Jim Jordan's flimsy crusade against Microsoft. When House Democrats earlier this month unveiled a new package of economic interventions and tech-company meddling under the guise of antitrust law, Ohio Republican Rep. Jim Jordan decried the effort as "a marriage of big tech and big government" that would "make the situation even worse." Now, Jordan is taking the same aggressive and expansive antitrust attitude against Microsoft.
In a June 21 letter, Jordan—ranking Republican on the House Judiciary Committee—accuses Microsoft of being "out to get conservatives."

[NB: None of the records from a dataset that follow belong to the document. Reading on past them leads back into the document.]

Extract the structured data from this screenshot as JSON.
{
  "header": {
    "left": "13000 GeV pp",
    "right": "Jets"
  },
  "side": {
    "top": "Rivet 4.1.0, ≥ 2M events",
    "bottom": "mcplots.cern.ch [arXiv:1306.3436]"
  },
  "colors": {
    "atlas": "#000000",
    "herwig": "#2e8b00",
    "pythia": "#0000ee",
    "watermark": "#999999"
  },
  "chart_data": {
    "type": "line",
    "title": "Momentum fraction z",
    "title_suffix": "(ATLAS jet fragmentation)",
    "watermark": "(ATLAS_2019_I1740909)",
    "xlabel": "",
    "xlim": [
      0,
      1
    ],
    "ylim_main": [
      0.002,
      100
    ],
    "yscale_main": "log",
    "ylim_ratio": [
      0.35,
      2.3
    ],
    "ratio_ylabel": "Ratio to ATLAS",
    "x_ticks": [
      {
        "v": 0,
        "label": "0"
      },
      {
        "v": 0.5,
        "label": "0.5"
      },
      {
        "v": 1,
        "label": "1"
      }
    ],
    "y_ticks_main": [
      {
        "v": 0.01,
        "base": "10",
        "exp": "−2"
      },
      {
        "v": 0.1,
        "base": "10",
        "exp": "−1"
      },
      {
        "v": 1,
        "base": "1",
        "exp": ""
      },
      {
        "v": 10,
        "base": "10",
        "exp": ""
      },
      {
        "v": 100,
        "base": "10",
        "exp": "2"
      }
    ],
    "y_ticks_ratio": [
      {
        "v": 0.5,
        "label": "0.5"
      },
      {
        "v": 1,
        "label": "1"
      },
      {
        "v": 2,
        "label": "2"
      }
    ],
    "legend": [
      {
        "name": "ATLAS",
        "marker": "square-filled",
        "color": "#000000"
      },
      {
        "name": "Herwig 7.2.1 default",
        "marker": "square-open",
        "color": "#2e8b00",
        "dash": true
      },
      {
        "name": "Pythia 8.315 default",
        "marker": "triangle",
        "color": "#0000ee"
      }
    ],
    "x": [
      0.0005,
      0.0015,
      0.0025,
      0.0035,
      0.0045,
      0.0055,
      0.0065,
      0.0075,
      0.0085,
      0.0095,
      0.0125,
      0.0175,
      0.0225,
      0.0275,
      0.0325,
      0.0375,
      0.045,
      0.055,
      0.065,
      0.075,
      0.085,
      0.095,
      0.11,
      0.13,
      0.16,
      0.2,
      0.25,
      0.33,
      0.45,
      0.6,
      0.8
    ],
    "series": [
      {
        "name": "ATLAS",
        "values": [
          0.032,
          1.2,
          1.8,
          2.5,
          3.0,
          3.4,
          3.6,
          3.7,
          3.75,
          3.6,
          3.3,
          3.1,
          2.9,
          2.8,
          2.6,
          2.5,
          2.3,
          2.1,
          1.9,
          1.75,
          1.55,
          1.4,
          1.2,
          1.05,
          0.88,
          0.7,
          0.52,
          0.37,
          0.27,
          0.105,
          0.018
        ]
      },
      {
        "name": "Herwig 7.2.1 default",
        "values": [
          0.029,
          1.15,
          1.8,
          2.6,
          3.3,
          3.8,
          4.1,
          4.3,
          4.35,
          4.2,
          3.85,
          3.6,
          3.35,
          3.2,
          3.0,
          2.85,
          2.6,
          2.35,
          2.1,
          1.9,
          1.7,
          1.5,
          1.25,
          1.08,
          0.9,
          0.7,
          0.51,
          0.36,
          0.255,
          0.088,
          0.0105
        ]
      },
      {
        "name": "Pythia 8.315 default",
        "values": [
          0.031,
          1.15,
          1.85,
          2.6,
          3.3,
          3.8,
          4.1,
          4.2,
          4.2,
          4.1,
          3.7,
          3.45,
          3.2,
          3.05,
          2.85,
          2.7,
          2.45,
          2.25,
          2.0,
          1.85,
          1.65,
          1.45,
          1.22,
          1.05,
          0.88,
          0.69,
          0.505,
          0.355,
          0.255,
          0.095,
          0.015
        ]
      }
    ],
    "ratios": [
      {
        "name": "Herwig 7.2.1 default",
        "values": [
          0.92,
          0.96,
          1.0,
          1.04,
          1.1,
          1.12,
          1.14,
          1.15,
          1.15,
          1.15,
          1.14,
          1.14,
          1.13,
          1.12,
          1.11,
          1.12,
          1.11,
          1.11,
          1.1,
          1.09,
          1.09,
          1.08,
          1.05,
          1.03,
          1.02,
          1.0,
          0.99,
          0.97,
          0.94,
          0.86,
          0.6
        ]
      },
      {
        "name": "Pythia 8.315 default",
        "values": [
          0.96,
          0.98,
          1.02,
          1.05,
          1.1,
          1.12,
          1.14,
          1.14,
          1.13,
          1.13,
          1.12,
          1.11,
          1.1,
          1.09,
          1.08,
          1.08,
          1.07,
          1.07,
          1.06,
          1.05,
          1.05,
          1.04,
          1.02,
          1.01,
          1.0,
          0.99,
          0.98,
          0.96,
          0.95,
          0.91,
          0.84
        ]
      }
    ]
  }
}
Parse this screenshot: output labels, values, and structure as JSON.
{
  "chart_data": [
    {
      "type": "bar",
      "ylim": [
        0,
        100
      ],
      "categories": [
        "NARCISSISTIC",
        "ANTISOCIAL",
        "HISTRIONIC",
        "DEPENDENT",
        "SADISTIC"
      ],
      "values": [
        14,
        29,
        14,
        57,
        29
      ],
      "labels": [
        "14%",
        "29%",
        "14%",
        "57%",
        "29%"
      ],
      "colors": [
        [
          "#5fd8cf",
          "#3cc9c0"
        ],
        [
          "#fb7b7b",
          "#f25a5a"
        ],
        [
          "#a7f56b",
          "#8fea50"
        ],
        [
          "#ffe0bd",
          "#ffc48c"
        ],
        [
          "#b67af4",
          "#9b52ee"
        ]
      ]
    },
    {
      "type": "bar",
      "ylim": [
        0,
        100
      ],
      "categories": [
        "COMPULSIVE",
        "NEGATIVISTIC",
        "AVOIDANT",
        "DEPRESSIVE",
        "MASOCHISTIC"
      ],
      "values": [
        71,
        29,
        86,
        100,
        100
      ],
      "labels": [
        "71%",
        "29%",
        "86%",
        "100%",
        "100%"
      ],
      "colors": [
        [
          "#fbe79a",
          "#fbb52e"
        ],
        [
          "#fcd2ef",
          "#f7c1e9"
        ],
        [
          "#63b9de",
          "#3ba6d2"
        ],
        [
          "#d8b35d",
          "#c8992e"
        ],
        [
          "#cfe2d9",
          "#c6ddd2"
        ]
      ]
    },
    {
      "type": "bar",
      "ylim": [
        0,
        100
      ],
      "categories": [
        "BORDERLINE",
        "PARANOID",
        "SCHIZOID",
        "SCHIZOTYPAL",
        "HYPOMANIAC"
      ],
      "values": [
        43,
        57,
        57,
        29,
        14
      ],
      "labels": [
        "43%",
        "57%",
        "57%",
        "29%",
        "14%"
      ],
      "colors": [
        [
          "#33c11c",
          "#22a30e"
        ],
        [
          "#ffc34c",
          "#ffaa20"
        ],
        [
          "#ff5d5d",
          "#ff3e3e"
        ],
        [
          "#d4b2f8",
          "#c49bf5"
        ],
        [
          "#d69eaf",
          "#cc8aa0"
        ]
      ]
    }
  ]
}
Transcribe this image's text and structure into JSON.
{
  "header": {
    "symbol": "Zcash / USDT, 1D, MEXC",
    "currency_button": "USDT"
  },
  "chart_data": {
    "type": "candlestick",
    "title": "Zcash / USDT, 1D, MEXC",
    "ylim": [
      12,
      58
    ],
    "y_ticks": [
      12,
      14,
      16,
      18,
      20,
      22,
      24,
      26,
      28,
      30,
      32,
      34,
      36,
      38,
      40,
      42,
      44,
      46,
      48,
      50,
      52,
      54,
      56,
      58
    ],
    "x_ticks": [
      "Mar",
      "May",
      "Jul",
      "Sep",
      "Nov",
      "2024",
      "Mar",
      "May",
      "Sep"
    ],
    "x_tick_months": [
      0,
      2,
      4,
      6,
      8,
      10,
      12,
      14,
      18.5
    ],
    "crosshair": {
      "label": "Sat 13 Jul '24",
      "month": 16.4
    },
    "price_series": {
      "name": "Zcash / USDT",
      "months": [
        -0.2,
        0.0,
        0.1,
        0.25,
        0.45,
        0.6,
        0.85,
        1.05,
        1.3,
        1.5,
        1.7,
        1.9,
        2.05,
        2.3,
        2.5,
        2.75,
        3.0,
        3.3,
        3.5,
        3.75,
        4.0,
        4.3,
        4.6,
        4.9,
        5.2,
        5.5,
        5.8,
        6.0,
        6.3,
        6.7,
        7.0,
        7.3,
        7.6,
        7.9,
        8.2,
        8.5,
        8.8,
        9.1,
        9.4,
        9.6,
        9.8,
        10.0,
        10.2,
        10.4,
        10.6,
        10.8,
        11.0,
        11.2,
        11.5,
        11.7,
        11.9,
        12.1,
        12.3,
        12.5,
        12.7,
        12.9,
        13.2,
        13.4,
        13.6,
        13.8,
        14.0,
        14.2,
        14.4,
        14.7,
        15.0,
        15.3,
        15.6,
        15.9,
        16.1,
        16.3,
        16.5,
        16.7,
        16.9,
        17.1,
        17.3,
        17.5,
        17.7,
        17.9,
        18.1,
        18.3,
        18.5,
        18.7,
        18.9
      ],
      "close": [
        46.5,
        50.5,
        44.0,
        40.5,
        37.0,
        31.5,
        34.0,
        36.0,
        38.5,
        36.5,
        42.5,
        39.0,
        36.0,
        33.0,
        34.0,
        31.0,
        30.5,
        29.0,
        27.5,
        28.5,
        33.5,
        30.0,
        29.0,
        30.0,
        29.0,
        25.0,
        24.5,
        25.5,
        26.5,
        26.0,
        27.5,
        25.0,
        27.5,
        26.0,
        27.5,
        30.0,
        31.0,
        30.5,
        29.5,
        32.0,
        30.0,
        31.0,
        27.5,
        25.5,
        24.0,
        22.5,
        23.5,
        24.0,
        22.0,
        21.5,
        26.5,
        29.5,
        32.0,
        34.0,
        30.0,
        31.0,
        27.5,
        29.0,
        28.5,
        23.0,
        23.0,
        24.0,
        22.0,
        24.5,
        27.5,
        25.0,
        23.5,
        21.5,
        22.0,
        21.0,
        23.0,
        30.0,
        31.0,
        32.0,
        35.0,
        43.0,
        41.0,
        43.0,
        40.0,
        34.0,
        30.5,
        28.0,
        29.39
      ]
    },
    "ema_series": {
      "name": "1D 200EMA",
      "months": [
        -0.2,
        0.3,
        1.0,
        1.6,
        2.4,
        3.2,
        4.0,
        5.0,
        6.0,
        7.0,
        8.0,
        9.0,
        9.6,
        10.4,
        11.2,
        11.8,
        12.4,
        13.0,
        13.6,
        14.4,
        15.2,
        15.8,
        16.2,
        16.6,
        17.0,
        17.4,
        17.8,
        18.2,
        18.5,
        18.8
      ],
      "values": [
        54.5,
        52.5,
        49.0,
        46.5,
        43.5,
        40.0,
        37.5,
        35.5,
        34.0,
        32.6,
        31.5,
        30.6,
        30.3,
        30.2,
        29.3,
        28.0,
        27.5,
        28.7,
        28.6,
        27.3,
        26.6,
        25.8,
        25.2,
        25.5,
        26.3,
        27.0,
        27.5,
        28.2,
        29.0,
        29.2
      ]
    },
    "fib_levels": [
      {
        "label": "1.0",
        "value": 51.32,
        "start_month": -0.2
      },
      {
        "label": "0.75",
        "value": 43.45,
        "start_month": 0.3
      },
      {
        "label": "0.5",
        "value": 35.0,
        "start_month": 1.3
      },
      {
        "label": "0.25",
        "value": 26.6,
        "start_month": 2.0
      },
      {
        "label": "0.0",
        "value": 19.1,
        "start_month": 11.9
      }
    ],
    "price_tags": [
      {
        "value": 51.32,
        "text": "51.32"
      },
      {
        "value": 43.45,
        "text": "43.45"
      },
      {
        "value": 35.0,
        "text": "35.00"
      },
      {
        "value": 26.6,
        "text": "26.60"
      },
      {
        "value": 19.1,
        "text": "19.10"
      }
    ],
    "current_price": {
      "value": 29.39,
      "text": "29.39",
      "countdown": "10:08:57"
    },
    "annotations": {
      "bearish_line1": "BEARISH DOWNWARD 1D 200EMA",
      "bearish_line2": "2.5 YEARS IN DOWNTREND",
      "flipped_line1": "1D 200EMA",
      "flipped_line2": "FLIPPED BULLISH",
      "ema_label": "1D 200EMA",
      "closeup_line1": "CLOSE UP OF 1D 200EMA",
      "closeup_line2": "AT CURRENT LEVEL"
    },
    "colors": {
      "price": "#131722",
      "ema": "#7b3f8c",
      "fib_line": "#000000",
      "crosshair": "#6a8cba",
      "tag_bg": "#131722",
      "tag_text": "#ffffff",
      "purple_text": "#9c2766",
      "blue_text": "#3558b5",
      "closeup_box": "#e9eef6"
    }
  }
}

But his theory of how Microsoft is "out to get conservatives" largely rests on a few anecdotes about Microsoft-owned LinkedIn suppressing posts about Joe Biden's son Hunter, recent executive orders, or COVID-19. And the letter doesn't bother providing the actual content of posts that were supposedly unfairly removed, nor the circumstances of their removal. (Further examination reveals they're not all what they seem; one of Jordan's examples links to a post on The Volokh Conspiracy—which is hosted by Reason—explaining that while one of Stewart Baker's LinkedIn posts about Hunter Biden was removed, multiple others on the same subject were allowed. "I'm guessing that a lame algorithm is the real culprit," writes Baker.) Nor does Jordan indicate the prevalence of such so-called censorship or how it compares to LinkedIn's removal of non-conservative content. Jordan's argument is simply that Microsoft may have made a handful of content moderation decisions he doesn't like, so federal meddling is warranted.
Jordan also blasts Microsoft for allegedly taking "aggressive editorial control over content on its platforms" and excluding certain Bing search engine results to please China. He also complains about an opt-in feature for Microsoft Word users that will suggest "inclusive language." None of these things come remotely close to being antitrust violations (nor illegal in any other capacity).
Jordan falls into the same trap so many Republican and Democratic anti-tech zealots do these days: mistaking his personal or political desires for how companies should do business with something the federal government in a free market and First Amendment-beholden society has the right to demand.
Even if Microsoft was explicitly removing certain conservative content from LinkedIn, it would have nothing to do with antitrust law. Nor would the company be running afoul of the federal communications law concerning legal liability for user-generated posts. Deciding what types of content will and won't be allowed on a website is neither illegally anti-competitive behavior nor barred by Section 230 of federal communications law. In fact, it's expressly protected by Section 230. It's also shielded by the First Amendment, under which the government can't force a private company to platform any particular type of speech.
This doesn't mean folks must simply accept unfair treatment by tech companies. Consumers can stop using private platforms whose speech policies and practices they don't like. They can call for boycotts and otherwise campaign against them. Or they can campaign to get them to change their policies. What they can't do is use the government to force their hands. (See also: Masterpiece Cakeshop, which was back in court recently.)
The bottom line is Jordan's insistence that Microsoft turn over information about its content moderation and other business practices cannot be justified on antitrust grounds nor by any other reasonable measure. Federal officials don't get to just demand that private citizens or companies answer to them about their First Amendment–protected decisions.
Jordan is right about one thing, however: it is strange that Microsoft has been so absent from today's overreaching antitrust revival. Though Microsoft was the bête noire of antitrust zealots in the 1990s and early '00s—for more on how Microsoft was targeted by antitrust regulators of yore, see my recent Reason feature on the bipartisan war on big tech companies—it has largely escaped the wrath of today's crusaders against tech companies.
Back then, the company had cultural cache and rising power. Today, it's still a powerhouse but it doesn't stir culture war sentiment the same way, say, Facebook and Google do. That it's largely been exempt from recent antitrust crusades speaks more to the highly political (and performative) nature of such crusades than anything else. In a just world, however, none of the tech companies under fire would be subject to such nonsense. Instead, Jordan seems eager to even the playing field by putting Microsoft under the same unwarranted political persecution as some of its competitors.